Desigualdade de gênero é uma fábula pra muita gente – mais ou menos os mesmos que acham que não existe racismo e que se vive hoje uma ~ditadura gay~. Estatísticas que mostram a sub-representação das mulheres na política e em cargos de chefia; a renda menor em relação aos homens; a condição de vítima (e, pior, de culpada) na maior parte dos episódios de violência conjugal e sexual – nem a precisão dos números sobre esferas essenciais da vida e do cotidiano (trabalho, economia, política, vida doméstica) convence quem acha que homens e mulheres são iguais só porque ambos podem hoje votar e sair de casa para trabalhar.

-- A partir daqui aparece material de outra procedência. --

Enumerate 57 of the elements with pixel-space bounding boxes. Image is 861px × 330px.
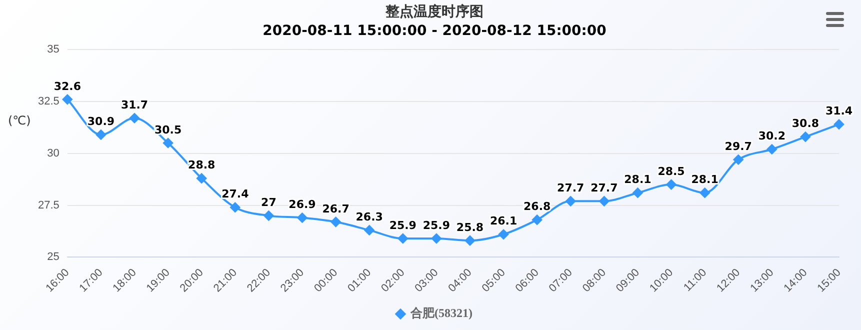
point [498,229,509,240]
point [398,234,408,244]
point [264,210,274,221]
point [700,188,710,198]
y-tick-label: 27.5 [38,199,60,212]
data-label: 30.8 [792,117,820,130]
y-tick-label: 35 [47,44,60,56]
chart-title: 整点温度时序图 [384,3,484,20]
chart-subtitle: 2020-08-11 15:00:00 - 2020-08-12 15:00:00 [262,22,607,39]
data-label: 26.8 [524,200,551,214]
point [130,113,140,124]
data-label: 31.4 [825,104,853,118]
point [532,214,542,225]
point [766,144,777,154]
y-tick-label: 30 [47,147,60,160]
point [666,180,676,190]
data-label: 28.8 [188,158,216,172]
point [196,173,207,184]
point [62,94,72,104]
y-axis-title: (℃) [8,114,31,128]
data-label: 27.7 [590,182,618,195]
point [431,234,442,244]
data-label: 26.7 [322,202,350,216]
point [800,132,810,142]
y-tick-label: 25 [47,251,60,264]
data-label: 27.7 [557,182,584,195]
data-label: 28.1 [624,173,652,186]
y-tick-label: 32.5 [38,96,60,108]
point [464,236,475,246]
data-label: 26.9 [288,198,316,212]
data-label: 32.6 [54,80,82,93]
data-label: 25.8 [456,220,484,234]
data-label: 26.3 [356,210,383,224]
data-label: 27 [261,196,276,210]
point [297,212,308,223]
data-label: 26.1 [490,214,518,228]
data-label: 28.1 [691,173,718,186]
point [834,119,844,130]
point [230,202,240,212]
point [632,188,643,198]
data-label: 27.4 [222,188,250,201]
point [163,138,174,148]
data-label: 30.9 [87,115,115,128]
data-label: 28.5 [658,164,685,178]
data-label: 25.9 [422,218,450,232]
point [599,196,610,206]
point [364,225,374,236]
point [96,130,106,140]
data-label: 30.2 [758,130,786,143]
data-label: 31.7 [120,98,148,112]
point [566,196,576,206]
data-label: 29.7 [724,140,752,153]
point [330,216,341,227]
data-label: 30.5 [154,123,182,136]
data-label: 25.9 [389,218,416,232]
point [733,154,744,165]
legend-label: 合肥(58321) [410,306,473,320]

Mas quando essa fórmula do desequilíbrio e da sub-representação se reproduz até nas estruturas menos “importantes” e menos óbvias talvez seja o caso de repensar e perceber como o problema é tão crônico que se infiltra até onde menos se espera ou se imagina – e isso talvez seja extremamente perigoso, pois se as desigualdades continuam a se perpetuar nas áreas onde têm sido feitos esforços ao longo de décadas, o que dizer daquelas que ficam fora dos holofotes e da discussão?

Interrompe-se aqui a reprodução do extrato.